This year I will…

So what is your New Year resolution?

For starters, I hate this question. I think it’s taken more as a competition then a declaration. Also, I don’t usually like the tone in which the question is asked. And lastly, I am not surprised by the people who ask me that question. I don’t expect anything less from them.

I don’t have anything against resolutions- really, I don’t! I just don’t believe you need to wait for the start of the year to change yourself. People make grand resolutions on the first day of the year and by the third day they forget all about them.

What I find most amusing is people take up resolutions so that they can prove to others they did something (like going green for saving the environment). The mere point of the resolution is to fit in the “I am part of the solution not the problem” club. My problem here is not the resolution itself but the intention of the resolution.

However, I like when people pick up resolutions towards a healthier lifestyle (eating right, drinking less, quit smoking types). But why wait for the start of the year for that. We should work on this all year along, no? At least people are focusing on themselves while making such resolutions. That’s better than being a part of some imperceptible smug club.

This year I hope you go a level deeper than your outer self. How about taking the inner journey and focusing on your inner-self? Now I am not asking you to go to a shrink and talk your heart out or take up yoga (now ntg is wrong with yoga-let me finish). All I am asking is to pay a little attention to the unconscious side of your consciousness.

How about listening to your heart this year?

How about being less pessimistic this year?

How about reading more books this year?

How about being less stressful about useless things this year?

How about picking up that passion you gave up coz u got so busy with…life? A close friend has taught me that you should never give up on your passion coz if you do you might achieve everything in life that you gave up that passion for but you’ll be left with a hole in your heart. Whether it is art, music, writing, baking-whatever it is-don’t give it up!

So today if you have a resolution to spare (like the spare change you give to the charity), I encourage you to listen to your heart and follow it boldly and fearlessly.

As for me, I took the inner journey and started listening to my heart and life has changed ever since.



Me & My Moon

For the nights I’ve laid awake with you

Confessing into ur ears,

Nights I whispered my fears to you

Holding close my comforter.

The nights ur presence made my world so small

As u held my love, who’s so close, yet so far.

For the nights I gazed into ur eyes, contemplating life

To the nights I slept under ur subtle light.

From digging the past to dreaming the future

For letting out a sigh, for the heartaches I suffered.

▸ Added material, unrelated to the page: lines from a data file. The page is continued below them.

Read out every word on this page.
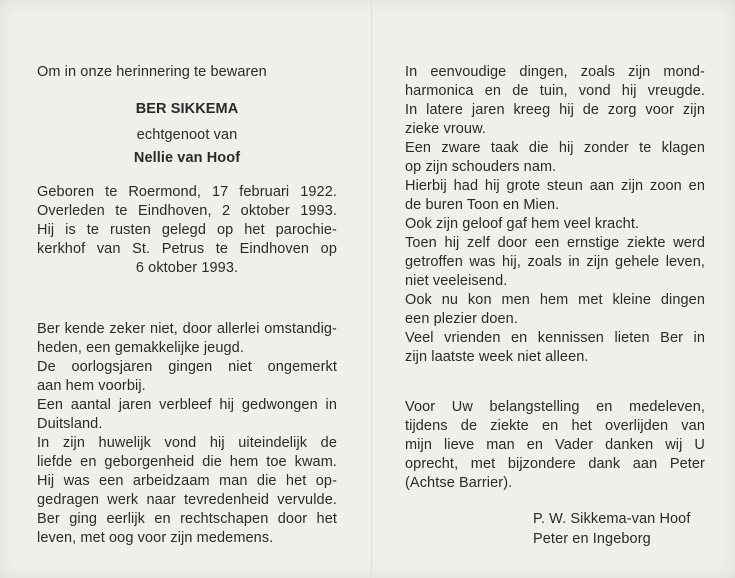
Om in onze herinnering te bewaren
BER SIKKEMA
echtgenoot van
Nellie van Hoof
Geboren te Roermond, 17 februari 1922.
Overleden te Eindhoven, 2 oktober 1993.
Hij is te rusten gelegd op het parochie-
kerkhof van St. Petrus te Eindhoven op
6 oktober 1993.
Ber kende zeker niet, door allerlei omstandig-
heden, een gemakkelijke jeugd.
De oorlogsjaren gingen niet ongemerkt
aan hem voorbij.
Een aantal jaren verbleef hij gedwongen in
Duitsland.
In zijn huwelijk vond hij uiteindelijk de
liefde en geborgenheid die hem toe kwam.
Hij was een arbeidzaam man die het op-
gedragen werk naar tevredenheid vervulde.
Ber ging eerlijk en rechtschapen door het
leven, met oog voor zijn medemens.
In eenvoudige dingen, zoals zijn mond-
harmonica en de tuin, vond hij vreugde.
In latere jaren kreeg hij de zorg voor zijn
zieke vrouw.
Een zware taak die hij zonder te klagen
op zijn schouders nam.
Hierbij had hij grote steun aan zijn zoon en
de buren Toon en Mien.
Ook zijn geloof gaf hem veel kracht.
Toen hij zelf door een ernstige ziekte werd
getroffen was hij, zoals in zijn gehele leven,
niet veeleisend.
Ook nu kon men hem met kleine dingen
een plezier doen.
Veel vrienden en kennissen lieten Ber in
zijn laatste week niet alleen.
Voor Uw belangstelling en medeleven,
tijdens de ziekte en het overlijden van
mijn lieve man en Vader danken wij U
oprecht, met bijzondere dank aan Peter
(Achtse Barrier).
P. W. Sikkema-van Hoof
Peter en Ingeborg
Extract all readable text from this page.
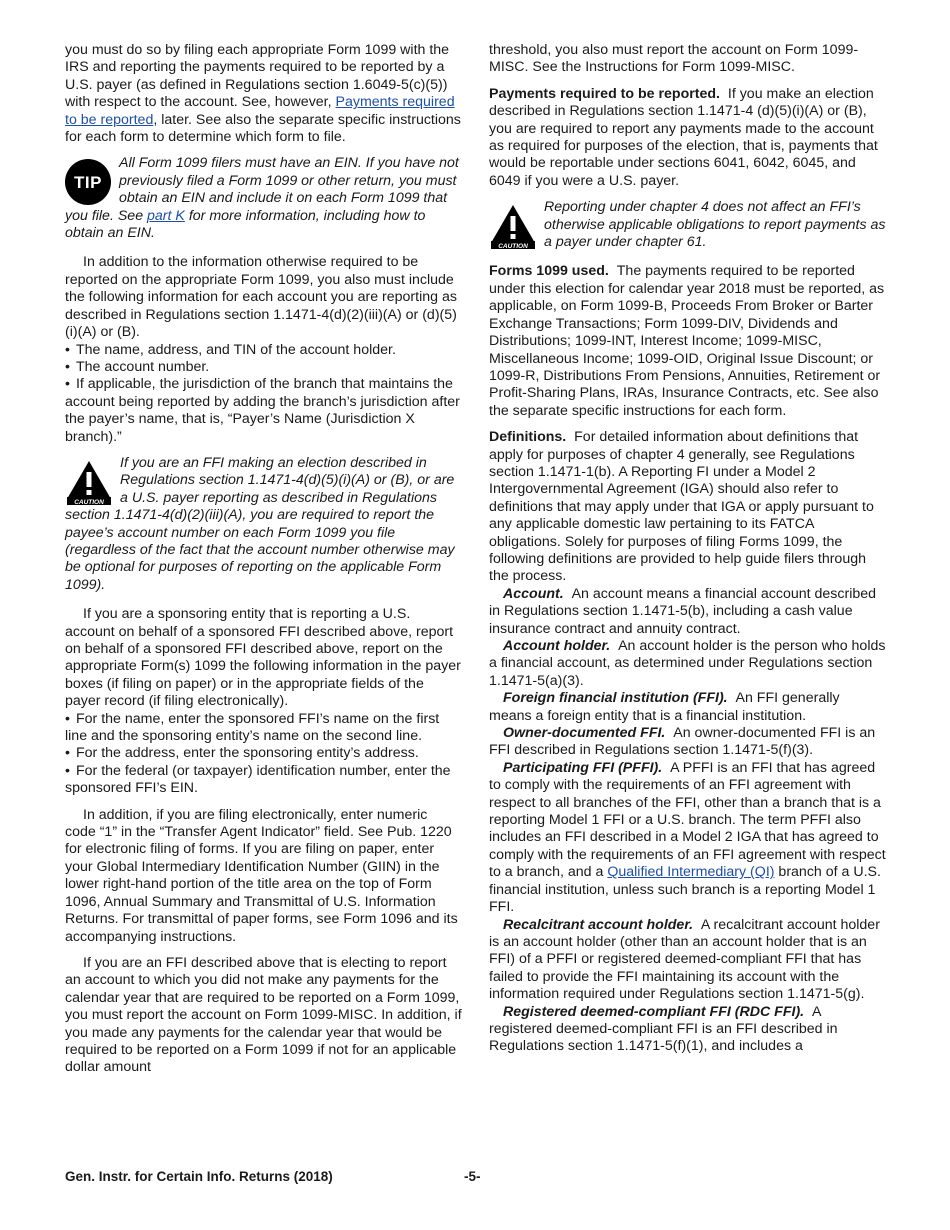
you must do so by filing each appropriate Form 1099 with the IRS and reporting the payments required to be reported by a U.S. payer (as defined in Regulations section 1.6049-5(c)(5)) with respect to the account. See, however, Payments required to be reported, later. See also the separate specific instructions for each form to determine which form to file.

TIP
All Form 1099 filers must have an EIN. If you have not previously filed a Form 1099 or other return, you must obtain an EIN and include it on each Form 1099 that you file. See part K for more information, including how to obtain an EIN.

In addition to the information otherwise required to be reported on the appropriate Form 1099, you also must include the following information for each account you are reporting as described in Regulations section 1.1471-4(d)(2)(iii)(A) or (d)(5)(i)(A) or (B).

• The name, address, and TIN of the account holder.

• The account number.

• If applicable, the jurisdiction of the branch that maintains the account being reported by adding the branch’s jurisdiction after the payer’s name, that is, “Payer’s Name (Jurisdiction X branch).”

CAUTION
If you are an FFI making an election described in Regulations section 1.1471-4(d)(5)(i)(A) or (B), or are a U.S. payer reporting as described in Regulations section 1.1471-4(d)(2)(iii)(A), you are required to report the payee’s account number on each Form 1099 you file (regardless of the fact that the account number otherwise may be optional for purposes of reporting on the applicable Form 1099).

If you are a sponsoring entity that is reporting a U.S. account on behalf of a sponsored FFI described above, report on behalf of a sponsored FFI described above, report on the appropriate Form(s) 1099 the following information in the payer boxes (if filing on paper) or in the appropriate fields of the payer record (if filing electronically).

• For the name, enter the sponsored FFI’s name on the first line and the sponsoring entity’s name on the second line.

• For the address, enter the sponsoring entity’s address.

• For the federal (or taxpayer) identification number, enter the sponsored FFI’s EIN.

In addition, if you are filing electronically, enter numeric code “1” in the “Transfer Agent Indicator” field. See Pub. 1220 for electronic filing of forms. If you are filing on paper, enter your Global Intermediary Identification Number (GIIN) in the lower right-hand portion of the title area on the top of Form 1096, Annual Summary and Transmittal of U.S. Information Returns. For transmittal of paper forms, see Form 1096 and its accompanying instructions.

If you are an FFI described above that is electing to report an account to which you did not make any payments for the calendar year that are required to be reported on a Form 1099, you must report the account on Form 1099-MISC. In addition, if you made any payments for the calendar year that would be required to be reported on a Form 1099 if not for an applicable dollar amount

threshold, you also must report the account on Form 1099-MISC. See the Instructions for Form 1099-MISC.

Payments required to be reported. If you make an election described in Regulations section 1.1471-4 (d)(5)(i)(A) or (B), you are required to report any payments made to the account as required for purposes of the election, that is, payments that would be reportable under sections 6041, 6042, 6045, and 6049 if you were a U.S. payer.

CAUTION
Reporting under chapter 4 does not affect an FFI’s otherwise applicable obligations to report payments as a payer under chapter 61.

Forms 1099 used. The payments required to be reported under this election for calendar year 2018 must be reported, as applicable, on Form 1099-B, Proceeds From Broker or Barter Exchange Transactions; Form 1099-DIV, Dividends and Distributions; 1099-INT, Interest Income; 1099-MISC, Miscellaneous Income; 1099-OID, Original Issue Discount; or 1099-R, Distributions From Pensions, Annuities, Retirement or Profit-Sharing Plans, IRAs, Insurance Contracts, etc. See also the separate specific instructions for each form.

Definitions. For detailed information about definitions that apply for purposes of chapter 4 generally, see Regulations section 1.1471-1(b). A Reporting FI under a Model 2 Intergovernmental Agreement (IGA) should also refer to definitions that may apply under that IGA or apply pursuant to any applicable domestic law pertaining to its FATCA obligations. Solely for purposes of filing Forms 1099, the following definitions are provided to help guide filers through the process.

Account. An account means a financial account described in Regulations section 1.1471-5(b), including a cash value insurance contract and annuity contract.

Account holder. An account holder is the person who holds a financial account, as determined under Regulations section 1.1471-5(a)(3).

Foreign financial institution (FFI). An FFI generally means a foreign entity that is a financial institution.

Owner-documented FFI. An owner-documented FFI is an FFI described in Regulations section 1.1471-5(f)(3).

Participating FFI (PFFI). A PFFI is an FFI that has agreed to comply with the requirements of an FFI agreement with respect to all branches of the FFI, other than a branch that is a reporting Model 1 FFI or a U.S. branch. The term PFFI also includes an FFI described in a Model 2 IGA that has agreed to comply with the requirements of an FFI agreement with respect to a branch, and a Qualified Intermediary (QI) branch of a U.S. financial institution, unless such branch is a reporting Model 1 FFI.

Recalcitrant account holder. A recalcitrant account holder is an account holder (other than an account holder that is an FFI) of a PFFI or registered deemed-compliant FFI that has failed to provide the FFI maintaining its account with the information required under Regulations section 1.1471-5(g).

Registered deemed-compliant FFI (RDC FFI). A registered deemed-compliant FFI is an FFI described in Regulations section 1.1471-5(f)(1), and includes a

Gen. Instr. for Certain Info. Returns (2018)	-5-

Here I am, laying awake waiting for you

For I have secrets to share, but where are you?

The Big Question

Every time I plan to go home I am faced with one big question- when are you getting married? Being brown and slowly passing the  marriageable age (way pass the ideal settling down age which in Indian standards is 24?) I think I am causing a lot of worry to certain Indian people who are neither family nor close friends. I find that amusing that it is not my family who shows concerns (knowing me well) but it’s usually ‘other ppl-the so-called well wishers” who are worried sick of my future. They are not just worried about my future apparently they are confused why my family is not bothered by my lifestyle. What really really bothers them is when they come to my folks and ask them when they are marrying off their kids and they get a reply- The kids are big enough to make that decision when they want too…(Gotto luv maa for that). The expressions that follow are priceless.

It’s very difficult for these people to grasp the concept of a single independent woman who is happy with her life. They don’t get it. How can you be happy when you are not married and have no plans to start a family any time soon. How is that even possible? I simply smile and confuse them.

Then the next round of questions start when I don’t answer anything straight.

They- “Are u seeing someone?”

Me- Are you my mother-well then, I guess I don’t have to answer u, do i?

They- “You are living so far away, you must be seeing someone.” You didn’t find any eligible boy there?

Me-  I censor myself from what comes first in my mind and end the conversation with a sarcastic remark (which always annoys them and gives me the utmost satisfaction)

I don’t argue with them neither I give explanations but I do feel sad/sorry for them coz they don’t realize there is much more to life then settling down at the age of wa’ever u find ideal. I am not against settling down I am against living by numbers and living conventionally (and much more).

Not everyone wants the same outta life like your daughter did. Not everyone wants to have kids like your son plans to have. Not everyone likes to eat Indian food everyday. Not everyone can abide by your decisions just to make you happy like your daughter did. Some dare to be different…some dare to know what they want. Some dare to speak their opinions and live it like they want- I just happen to be one of them.